Glossary of Terms

I will be using this page as a gradually built up glossary to be used whenever you need to quickly look up a term. Simply use Ctrl+F to find the term your looking for. If a term is not here, feel free to suggest new terms by email to barry@discoveringdata.org.

Due to the fact that I am not an outright expert in all of the terms, there will usually be a link to more information elsewhere (Wikipedia, more often than not). If you spot a discrepancy in the definitions feel free to drop a line to the email address above.

This list is not and, likely, never will be exhaustive.

Average
The average value of a one dimensional collection of numeric data is most usually thought of as the sum of the terms divided by the number of terms used in the sum. For example the average for the collection of numbers 2, 5 and 8 is:
\frac{2 + 5 + 8}{3} = \frac{15}{3} = 5
This average is also referred to as the arithmetic mean. For the purposes of this site the mean is a term with the same meaning as average as described here.
Average, Mean, Median, Mode
There is a relationship between the terms average, mean, median and mode which needs to be mentioned. These terms all reflect a way to identify a single value which represents the centre value of an entire collection. These terms will also usually yield a value that tends toward the central value of a collection, with mode being the exception in certain skewed collections. Further solidifying the relationship is the fact that when you have a data set which, when modeled, falls into a normal distribution, then the average, mean, median and mode values will all be the same value.
Gauss
German mathemetician and physicist. Full name Johann Carl Friedrich Gauss. Gauss is said to be ranked among history’s most influential mathematicians.
Mean
Mean is a different name for average as far as this site is concerned. There is another accepted way to think of mean which is as the lowest value added to the highest value and the sum is then divided by 2. For the purposes of this site we will refer to that as the midpoint. Statistically speaking, the mean is also referred to as the expected value.
Median
The median is the the very centre term of a collection of numbers when they are sorted. If the collection has an even number of terms the median is calculated as the average of the centre two terms.
Midpoint
The midpoint of a list of values is lowest value added to the highest value and that sum is then divided by 2.
Mode
The mode of a collection of numbers is the value that appears most times in the collection. If all numbers only appear once then there is no mode for the collection. Where there are 2 terms that both occur an equal number of times and also more than any other term the collection is said to be bimodal. Where that happens for more than two terms the collection is said to be multimodal.
Quartiles
Quartiles divide a sorted data set up into four parts. There are three quartiles that mark the separator between two different parts. The quartiles are the lower quartile, the median and the upper quartile. In order to identify the lower and upper quartiles you must start with identifying the median. The set is then divided in two with the lower half being all the numbers from the start of the set up to, but not including, the median. The upper half is all the numbers starting from, but not including, the median to the end of the set.

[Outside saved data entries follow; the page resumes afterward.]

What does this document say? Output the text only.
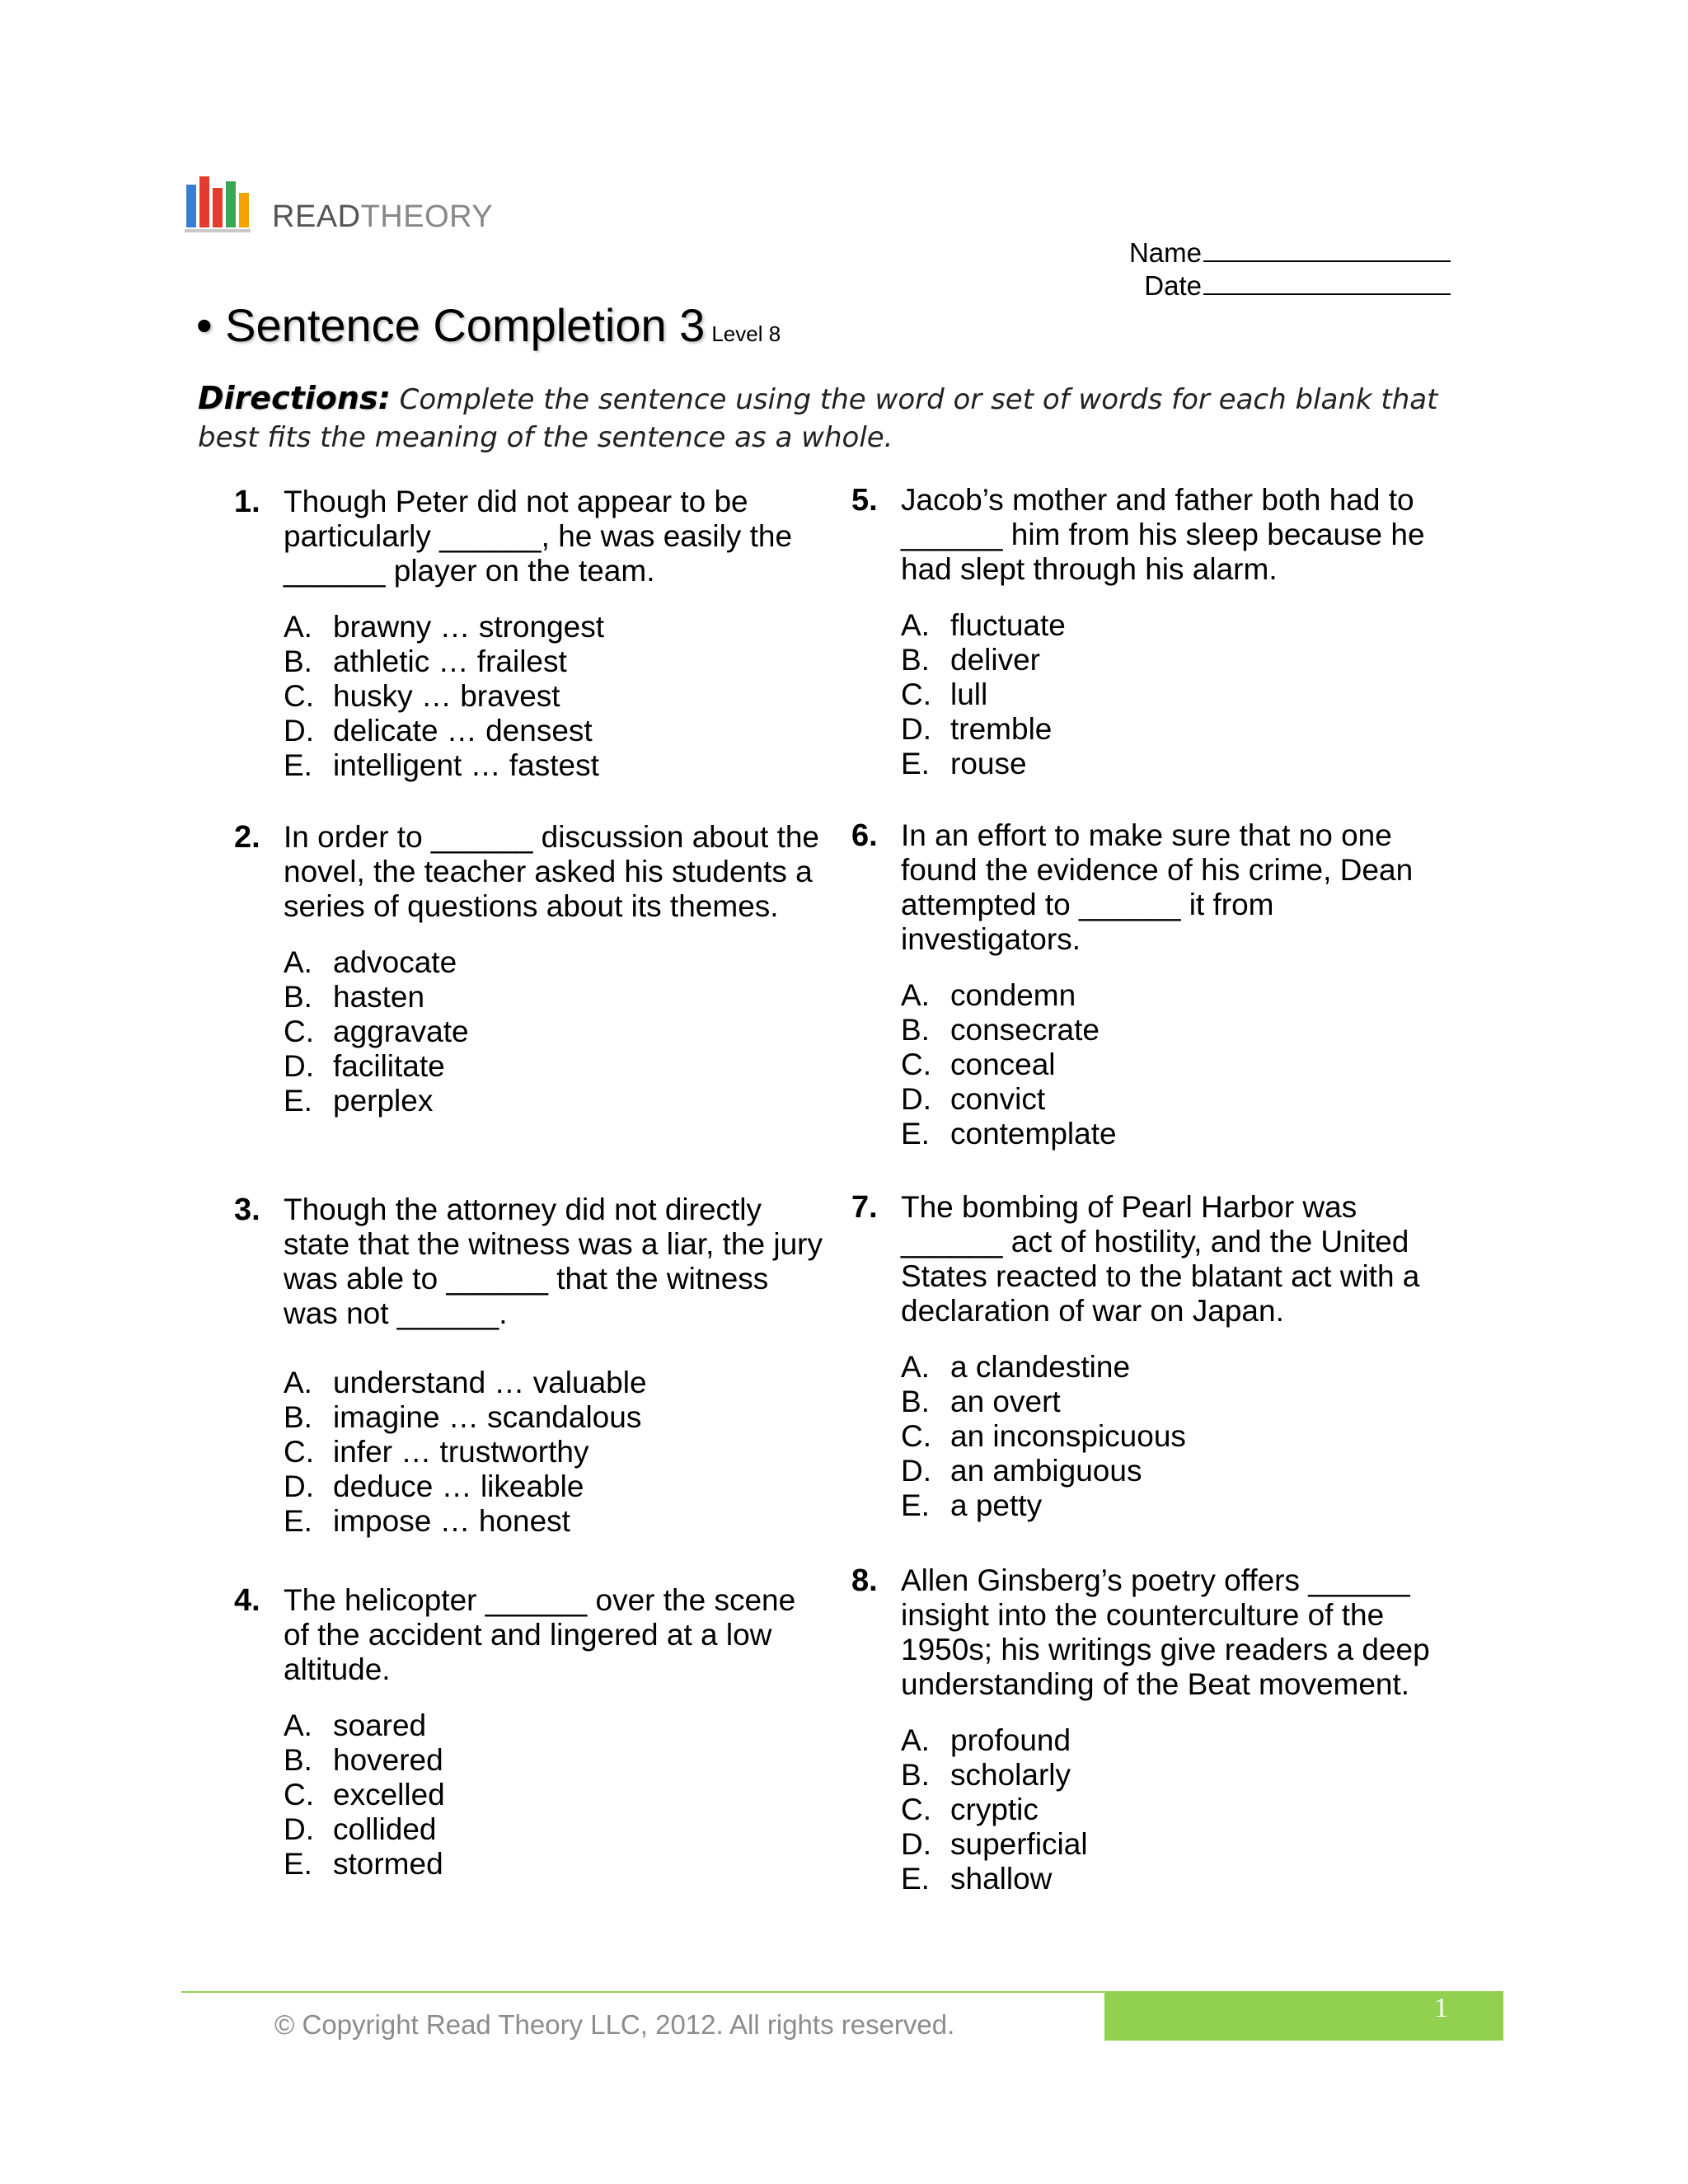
READTHEORY
Name
Date
• Sentence Completion 3 Level 8
Directions: Complete the sentence using the word or set of words for each blank that best fits the meaning of the sentence as a whole.
1. Though Peter did not appear to be particularly ______, he was easily the ______ player on the team.
A. brawny … strongest
B. athletic … frailest
C. husky … bravest
D. delicate … densest
E. intelligent … fastest
2. In order to ______ discussion about the novel, the teacher asked his students a series of questions about its themes.
A. advocate
B. hasten
C. aggravate
D. facilitate
E. perplex
3. Though the attorney did not directly state that the witness was a liar, the jury was able to ______ that the witness was not ______.
A. understand … valuable
B. imagine … scandalous
C. infer … trustworthy
D. deduce … likeable
E. impose … honest
4. The helicopter ______ over the scene of the accident and lingered at a low altitude.
A. soared
B. hovered
C. excelled
D. collided
E. stormed
5. Jacob’s mother and father both had to ______ him from his sleep because he had slept through his alarm.
A. fluctuate
B. deliver
C. lull
D. tremble
E. rouse
6. In an effort to make sure that no one found the evidence of his crime, Dean attempted to ______ it from investigators.
A. condemn
B. consecrate
C. conceal
D. convict
E. contemplate
7. The bombing of Pearl Harbor was ______ act of hostility, and the United States reacted to the blatant act with a declaration of war on Japan.
A. a clandestine
B. an overt
C. an inconspicuous
D. an ambiguous
E. a petty
8. Allen Ginsberg’s poetry offers ______ insight into the counterculture of the 1950s; his writings give readers a deep understanding of the Beat movement.
A. profound
B. scholarly
C. cryptic
D. superficial
E. shallow
1
© Copyright Read Theory LLC, 2012. All rights reserved.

The median is then identified for the lower half and the upper half of the set. The median for the lower half becomes the lower quartile. The median for the upper half becomes the upper quartile.
Note: This is not the only method of identifying quartiles. See: Computing Methods.
Range
The range of a data set is the difference between the highest and lowest value of the data set. The range of a set x = max(x) – min(x).
Standard Deviation
The standard deviation is a measure of the amount of variation in the data. A low value for standard deviation indicates that the data is gathered close around the mean, with the contrary being the case for a high valued standard deviation, indicating a wider spread of values. The standard deviation is represented in formulae by the Greek letter sigma (\sigma) (for the population standard deviation) and as ‘s’ (for the sample standard deviation, a sample being a subset of an entire population). The standard deviation is the square root of the variance in the data.
The equation for the standard deviation of an entire population is: \sqrt{\frac{1}{N}\overset{N}{\underset{i=1}{\sum_{}}}(x_i - \bar{x})^2},
where {\displaystyle \textstyle \{x_{1},\,x_{2},\,\ldots ,\,x_{N}\}} are the observed values of the data set items, {\displaystyle \textstyle {\bar {x}}} is the mean value of these observations, and N is the number of observations in the sample.
Where the standard deviation is being calculated for a sample of the population the equation is modified slightly. Instead of N as the divisor N-1 is used.
The sample standard deviation is calculated using the formula: \sqrt{\frac{1}{N-1}\overset{N}{\underset{i=1}{\sum_{}}}(x_i - \bar{x})^2}, where {\displaystyle \textstyle \{x_{1},\,x_{2},\,\ldots ,\,x_{N}\}} are the observed values of the sample items, {\displaystyle \textstyle {\bar {x}}} is the mean value of these observations, and N is the number of observations in the sample.
(Source: Wikipedia Standard Deviation article)
Variance
“Variance is the expectation of the squared deviation of a random variable from its mean. Informally, it measures how far a set of (random) numbers are spread out from their average value.” (Source: wikipedia)
It is represented by standard deviation squared: {\sigma^2} for a population, or {s^2} for a sample.